I know how to nondimensionalize a PDE with constant coefficients. For example, if you have a simple diffusion equation on $\Omega \in \mathbb{R}^2$ \begin{equation} \partial_t u = D \Delta u . \end{equation} You introduce the dimensionless variables $\overline{x}= \dfrac{x}{L}$ and $\overline{t} = \dfrac{ t}{\tau}$ where $L$ and $\tau$ are length and time scales. Then, with a little bit of abuse of notation, we get the dimensionless equation \begin{equation} \partial_{t} c = \dfrac{D \tau}{L^2} \Delta c. \end{equation} Now the parameter $\dfrac{D \tau}{L^2}$ is also non-dimensional. In more complex equations, we divide by some parameters and make choices of $L$ and $\tau$ to reduce the number of parameters in the equation.
However, what if we have some variable parameters, for example, say the reaction-diffusion equation \begin{equation} \partial_t u - \nabla \cdot (D(x) \nabla u) + b(x) u = f(x). \end{equation} Where $D, b,$ and $f$ are all variable parameters. How do you nondimensionalize this equation?
You can nondimensionalize using 'characteristic' values (constants) of the variable diffusivities, etc, that carry the units of each variable. For example, consider $D_0$, $b_0$, $f_0$ to be characteristic values of $D$, $b$, and $f$, then nondimensionalizing would result in $$ \frac{d\bar u}{d\bar t} = \left[\frac{D_0\tau}{L^2}\right]\nabla\cdot(\bar D(\bar x)\nabla\bar u) + [b_0\tau] \bar b(\bar x) \bar u = \left[\frac{\tau f_0}{u_0}\right] \bar f(\bar x) $$ where $\bar D(\bar x) = D(x)/D_0$, $\bar b(\bar x) = b(x)/b_0$, $\bar f(\bar x) = f(x)/f_0$ are all dimensionless functions. I've also included the scale for $u$ here ($\bar u = u/u_0$).
By nondimensionalizing with respect to a characteristic value you will have set some property of the dimensionless functions. For example, if $D_0$ is defined to be the average value of $D$ over the interval, then the average value of $\bar D$ is $1$. If instead $D_0$ is the value at a boundary, then $\bar D$ at the boundary will be $1$.

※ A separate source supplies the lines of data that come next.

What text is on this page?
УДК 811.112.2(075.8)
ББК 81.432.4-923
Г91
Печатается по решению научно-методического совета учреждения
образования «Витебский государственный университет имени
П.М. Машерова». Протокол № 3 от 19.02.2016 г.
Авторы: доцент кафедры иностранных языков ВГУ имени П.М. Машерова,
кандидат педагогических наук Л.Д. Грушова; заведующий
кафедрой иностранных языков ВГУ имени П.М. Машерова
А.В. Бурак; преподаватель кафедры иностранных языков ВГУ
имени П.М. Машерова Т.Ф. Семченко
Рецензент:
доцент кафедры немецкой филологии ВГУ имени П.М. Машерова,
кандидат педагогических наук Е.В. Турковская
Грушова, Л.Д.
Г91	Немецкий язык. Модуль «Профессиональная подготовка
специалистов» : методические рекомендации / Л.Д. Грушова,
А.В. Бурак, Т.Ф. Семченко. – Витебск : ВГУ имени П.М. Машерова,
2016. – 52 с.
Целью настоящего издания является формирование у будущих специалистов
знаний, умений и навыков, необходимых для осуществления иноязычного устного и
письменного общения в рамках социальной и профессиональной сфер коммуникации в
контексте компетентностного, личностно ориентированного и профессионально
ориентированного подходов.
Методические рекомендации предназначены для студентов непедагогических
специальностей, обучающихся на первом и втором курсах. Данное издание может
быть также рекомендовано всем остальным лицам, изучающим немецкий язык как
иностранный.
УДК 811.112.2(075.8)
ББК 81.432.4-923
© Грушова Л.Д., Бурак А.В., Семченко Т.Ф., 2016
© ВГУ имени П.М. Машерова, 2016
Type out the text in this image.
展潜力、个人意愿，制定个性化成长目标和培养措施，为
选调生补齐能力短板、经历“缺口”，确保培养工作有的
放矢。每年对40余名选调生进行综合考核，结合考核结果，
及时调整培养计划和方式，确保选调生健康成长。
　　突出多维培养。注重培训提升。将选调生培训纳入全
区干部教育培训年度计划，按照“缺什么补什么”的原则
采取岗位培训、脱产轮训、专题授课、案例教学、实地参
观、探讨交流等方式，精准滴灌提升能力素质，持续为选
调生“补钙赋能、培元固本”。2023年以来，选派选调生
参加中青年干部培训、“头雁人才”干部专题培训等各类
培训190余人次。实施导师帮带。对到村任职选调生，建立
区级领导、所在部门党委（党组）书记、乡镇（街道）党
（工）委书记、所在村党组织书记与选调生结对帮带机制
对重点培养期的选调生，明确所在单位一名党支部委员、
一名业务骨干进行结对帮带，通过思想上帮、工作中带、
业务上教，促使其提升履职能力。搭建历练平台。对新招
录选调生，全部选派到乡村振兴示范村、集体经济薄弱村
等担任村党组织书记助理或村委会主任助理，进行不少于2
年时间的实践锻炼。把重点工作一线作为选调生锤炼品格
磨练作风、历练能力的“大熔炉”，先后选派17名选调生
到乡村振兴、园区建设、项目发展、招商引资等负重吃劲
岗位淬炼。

As you say you could then choose $\tau$ to set one of these non dimensional groups to one, and then the others will be non dimensional parameters measuring the relative importance of the other terms (if you can choose $L$, and/or $u_0$ you can set the other groups to $1$, but it might make more sense to set these by initial/boundary conditions and domain size, depending on your problem).